# Pics



## Elvia1023 (Feb 26, 2011)

Here are a few pics of me off cycle. Nothing special but I try my best. Gonna update with improvements throughout the year. Hopefully giving me even more drive to reach my goals. My bf is the highest it's been (usually shredded). Not trained in over 2 weeks due to knees and getting an mri on my shoulder (equipment snapped in the gym and I was injured). I feel crap at the moment but will start a cycle soon so look forward to that. I am 6ft 2 about 224 (16 stone).

In my opinion I need to work on everything but especially my calves and overall width (curse of the tall man). Although I do feel like I have a decent structure etc. I know my posing is laughable. Never posed before and felt abit silly but I am sure that will come in time. Thinking about entering a local show in the future. Feel free to comment good or bad. Never taken pics before so better ones will come. Legs will come too. I train them so hard but they aren't where I want them to be. Thats not the reason for the no pics I just asked my gf to take some before in a rush so I will post in the future.


----------



## ASHOP (Feb 27, 2011)

You look great bro. Keep at it. I see alot of potential if you want it bad enough.


----------



## Elvia1023 (Feb 28, 2011)

ALIN said:


> You look great bro. Keep at it. I see alot of potential if you want it bad enough.
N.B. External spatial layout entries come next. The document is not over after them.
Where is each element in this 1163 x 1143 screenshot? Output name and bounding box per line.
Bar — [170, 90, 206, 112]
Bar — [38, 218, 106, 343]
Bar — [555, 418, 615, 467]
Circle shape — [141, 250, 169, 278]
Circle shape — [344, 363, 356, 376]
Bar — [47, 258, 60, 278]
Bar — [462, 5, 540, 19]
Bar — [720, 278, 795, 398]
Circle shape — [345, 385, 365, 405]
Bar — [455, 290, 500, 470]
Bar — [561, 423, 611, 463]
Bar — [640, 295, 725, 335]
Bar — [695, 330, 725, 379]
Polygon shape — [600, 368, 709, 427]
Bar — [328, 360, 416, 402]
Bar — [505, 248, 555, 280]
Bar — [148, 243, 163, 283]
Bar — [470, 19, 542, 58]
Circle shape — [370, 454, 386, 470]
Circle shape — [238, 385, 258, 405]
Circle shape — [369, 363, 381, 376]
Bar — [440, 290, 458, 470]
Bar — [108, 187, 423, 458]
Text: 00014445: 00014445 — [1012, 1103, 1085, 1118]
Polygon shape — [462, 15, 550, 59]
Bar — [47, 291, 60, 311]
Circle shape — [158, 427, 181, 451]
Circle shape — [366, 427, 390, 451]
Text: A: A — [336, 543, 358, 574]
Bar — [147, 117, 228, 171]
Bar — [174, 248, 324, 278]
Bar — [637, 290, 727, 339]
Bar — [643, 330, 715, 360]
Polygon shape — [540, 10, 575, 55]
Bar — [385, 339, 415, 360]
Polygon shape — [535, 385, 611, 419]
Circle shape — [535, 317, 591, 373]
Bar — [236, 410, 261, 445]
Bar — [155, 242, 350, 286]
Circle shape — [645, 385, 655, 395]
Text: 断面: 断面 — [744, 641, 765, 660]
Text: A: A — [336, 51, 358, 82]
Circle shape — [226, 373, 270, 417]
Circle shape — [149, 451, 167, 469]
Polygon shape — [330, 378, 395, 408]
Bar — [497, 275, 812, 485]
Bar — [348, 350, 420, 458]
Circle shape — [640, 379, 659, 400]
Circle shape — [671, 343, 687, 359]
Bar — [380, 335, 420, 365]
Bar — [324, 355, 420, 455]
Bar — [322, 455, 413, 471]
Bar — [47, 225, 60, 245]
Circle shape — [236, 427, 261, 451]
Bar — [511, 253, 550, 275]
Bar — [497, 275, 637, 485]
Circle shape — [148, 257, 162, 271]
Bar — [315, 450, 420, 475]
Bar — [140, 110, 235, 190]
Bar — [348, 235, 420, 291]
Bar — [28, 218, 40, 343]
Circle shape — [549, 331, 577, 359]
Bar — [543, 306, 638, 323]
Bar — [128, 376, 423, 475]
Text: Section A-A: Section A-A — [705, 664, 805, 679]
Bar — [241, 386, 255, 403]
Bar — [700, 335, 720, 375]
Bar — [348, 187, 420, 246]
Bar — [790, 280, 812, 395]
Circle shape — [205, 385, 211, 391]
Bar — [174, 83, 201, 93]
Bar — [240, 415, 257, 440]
Thanks. I do want it so I am gonna progress through the months/years. I have this on my other forum but I consider Anasci my first forum always. Just hope things get better here soon. Pics aren't the best but I will post better in the near future. Gonna post every few months to show my progression and to give me that extra motivation. Thanks again


----------



## Tyrone (Mar 2, 2011)

Awesome to hear Elvia!


----------



## ASHOP (Mar 3, 2011)

Elvia1023 said:


> Thanks. I do want it so I am gonna progress through the months/years. I have this on my other forum but I consider Anasci my first forum always. Just hope things get better here soon. Pics aren't the best but I will post better in the near future. Gonna post every few months to show my progression and to give me that extra motivation. Thanks again



Thanks for sharing those with us and I look forward to seeing your progress.
That gives us all motivation as well.


----------